MaudyReseña escrita por Maudy Ventosa.

La editorial Plaza & Janés acaba de publicar el último thriller de John Grisham, Los guardianes. Una novela rápida, trepidante, con gente buena que lucha por la justicia y la verdad en medio de la corrupción y la mentira.

Cubierta de 'Los guardianes'

Cubierta de: ‘Los guardianes’

En la Nota del autor que figura al final del libro, nos cuenta Grisham, con tristeza, que Los Guardianes se basa en la historia real de un preso de Texas, Joe Bryan que, condenado a través de un juicio con pruebas chapuceras, tendría que haber sido exonerado hace más de treinta años; pero no ha sido así y en 2019 se le denegó la libertad condicional por séptima vez. Uno más de los muchos reos que cumplen penas no siendo culpables. Conoció también ‘Centurion Ministries’, fundado por el capellán de prisión James McCloskey en 1980, que lucha por buscar pruebas para que personas que han sido condenadas injustamente salgan de la cárcel. Ha conseguido la exoneración de sesenta y tres inocentes.

Grisham pone en evidencia la impunidad con la que se amañan pruebas, se cometen perjurios delante de un juez, se compran testigos, se miente… para conseguir una condena y cerrar un caso, tranquilizando a la población. Es más importante que buscar la verdad. La raza y el color también importan. En la América blanca, las cárceles son un buen lugar donde los hombres malos pagan sus delitos. En la América negra, también se utilizan muy a menudo para mantener a las minorías fuera de las calles. Es una denuncia contra la pena de muerte y la parafernalia que la rodea en el país de las libertades; es un grito contra la injusticia y la corrupción de los que tienen que velar por los demás; es un clamor contra los prejuicios de un sistema legal al que cuesta reconocer que se equivocó. Poco importa una ejecución más si el juez ya había dictado sentencia a pesar de lo endeble de las pruebas.
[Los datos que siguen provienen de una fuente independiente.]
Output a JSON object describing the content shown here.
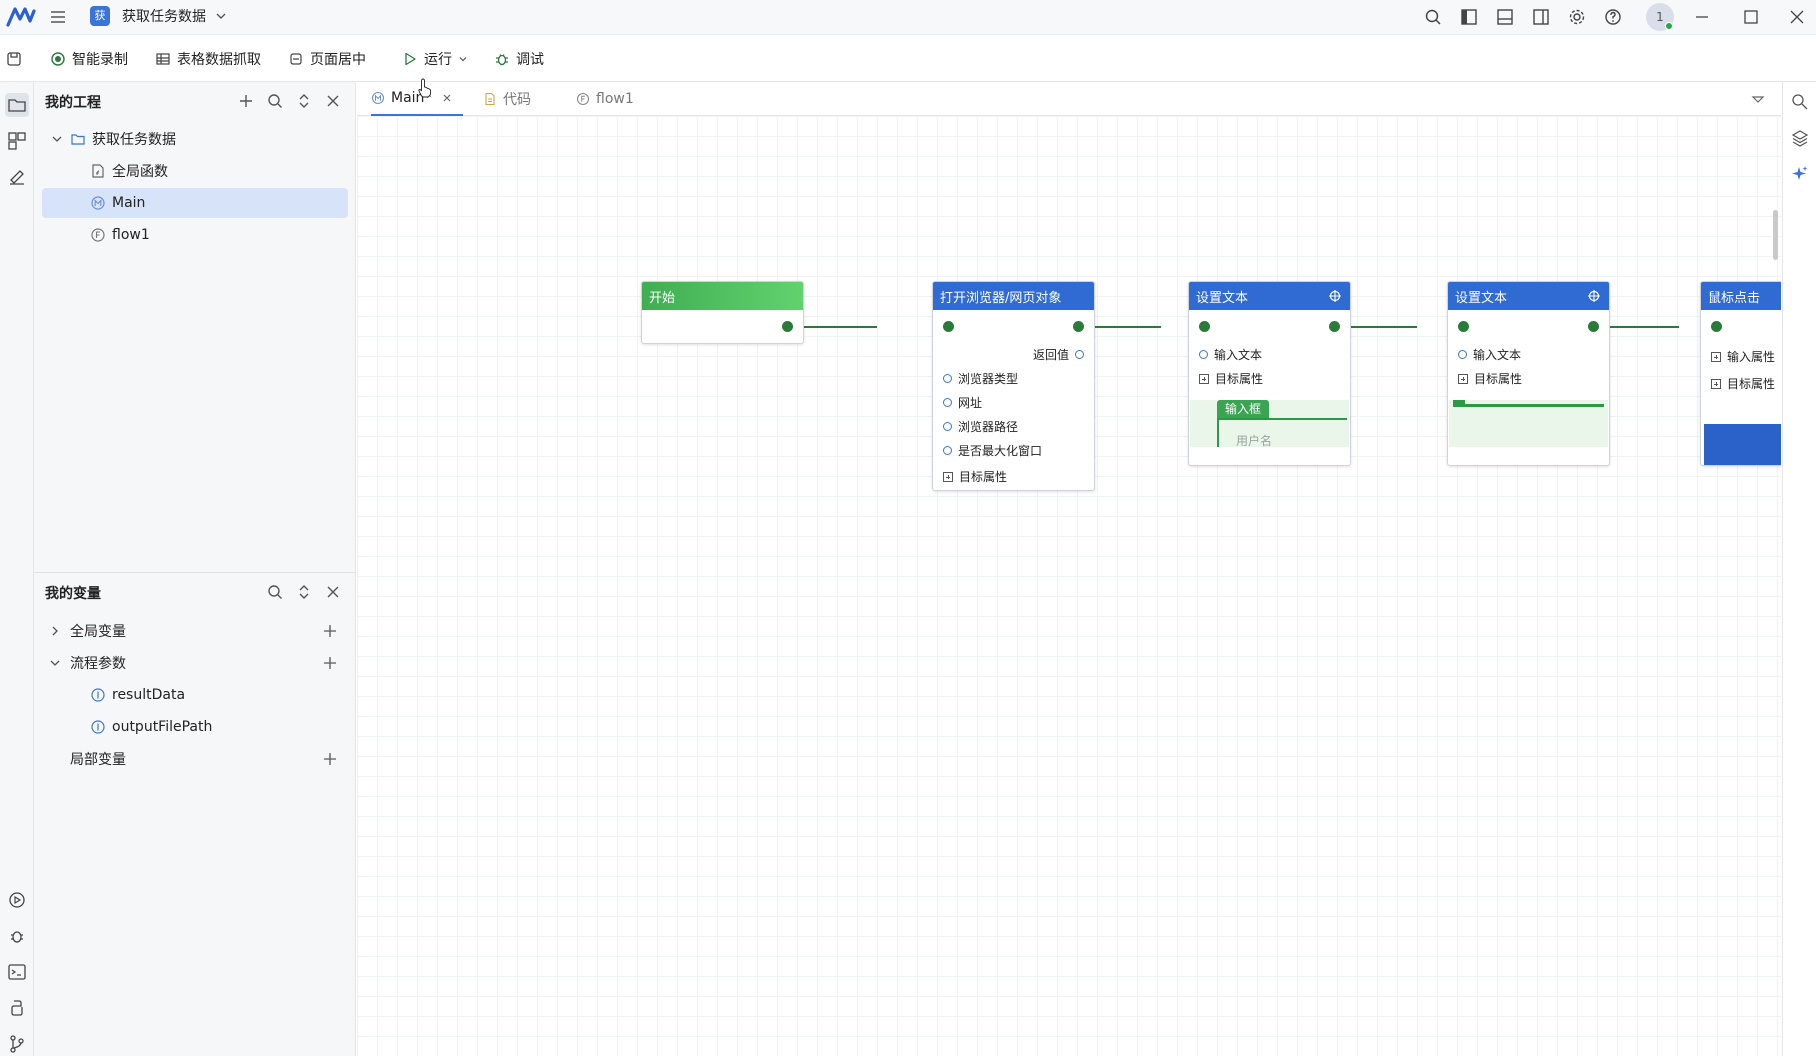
{
  "app": {
    "project_name": "获取任务数据",
    "project_badge": "获",
    "avatar_label": "1",
    "accent_color": "#3b74d8",
    "node_blue": "#2f6bd3",
    "node_green": "#3fae52",
    "edge_color": "#2a7a3b"
  },
  "toolbar": {
    "smart_record": "智能录制",
    "table_scrape": "表格数据抓取",
    "center_page": "页面居中",
    "run": "运行",
    "debug": "调试"
  },
  "project_panel": {
    "title": "我的工程",
    "tree": {
      "root": "获取任务数据",
      "global_functions": "全局函数",
      "main": "Main",
      "flow1": "flow1"
    }
  },
  "variables_panel": {
    "title": "我的变量",
    "global_vars": "全局变量",
    "flow_params": "流程参数",
    "param_1": "resultData",
    "param_2": "outputFilePath",
    "local_vars": "局部变量"
  },
  "editor_tabs": {
    "main": "Main*",
    "code": "代码",
    "flow1": "flow1"
  },
  "flow": {
    "start": {
      "title": "开始"
    },
    "open_browser": {
      "title": "打开浏览器/网页对象",
      "return_value": "返回值",
      "browser_type": "浏览器类型",
      "url": "网址",
      "browser_path": "浏览器路径",
      "maximize": "是否最大化窗口",
      "target_attr": "目标属性"
    },
    "set_text_1": {
      "title": "设置文本",
      "input_text": "输入文本",
      "target_attr": "目标属性",
      "preview_chip": "输入框",
      "preview_text": "用户名"
    },
    "set_text_2": {
      "title": "设置文本",
      "input_text": "输入文本",
      "target_attr": "目标属性"
    },
    "mouse_click": {
      "title": "鼠标点击",
      "input_attr": "输入属性",
      "target_attr": "目标属性"
    }
  }
}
Es la ley, y la ley se cumple. Y son más culpables los hombres que las mujeres: muy pocas mujeres son delincuentes. Su error es escoger malos novios.

Hace veintidós años,
un inocente fue condenado por asesinato.
Ahora necesita un milagro.

Cullen Post no quiere defender a los culpables cuando trabaja en la oficina del defensor público; después de 3 años trabajando en las cloacas del sistema de justicia penal, me cuestionaba muy seriamente por qué había elegido estudiar derecho… Mi carrera me ponía en contacto a diario con gente a la que no me acercaría fuera de un tribunal. Después de encontrar la fe y ordenarse sacerdote, nuestro protagonista, ya sabe lo que quiere hacer. Ya tiene una labor que le llena y que se convierte en su objetivo vital: luchar por la exoneración de presos que han sido condenados injustamente. Junto a un grupo reducido de personas, sin dormir ni comer apenas, se pasa el día montado en un viejo coche recorriendo estados y visitando cárceles para hablar con hombres y mujeres en los que cree. Son casos antiguos, y cuando los acepta es porque está convencido de la inocencia de sus defendidos. Tendrá que buscar nuevas pruebas para que la justicia acepte reabrirlos, lo que dificulta mucho su labor a la hora de encontrar testigos, que en la mayoría de los casos han rehecho su vida y no quieren recordar una época de su pasado de la que no se sienten satisfechos.

Uno de sus defendidos en Quincy Miller, acusado del asesinato del abogado Keith Russo. Le tendieron una trampa; otro inocente es Duke Russell, acusado de violación y asesinato que espera en el corredor de la muerte; y Shasta Briley, acusada de provocar el incendio en el que murieron sus tres hijos, también condenada a muerte; y Gerald Cook condenado por la violación de sus dos hijastras… Todos claman por su inocencia, pero no hay nadie que escuche su dolor, salvo Cullen Post y su fundación.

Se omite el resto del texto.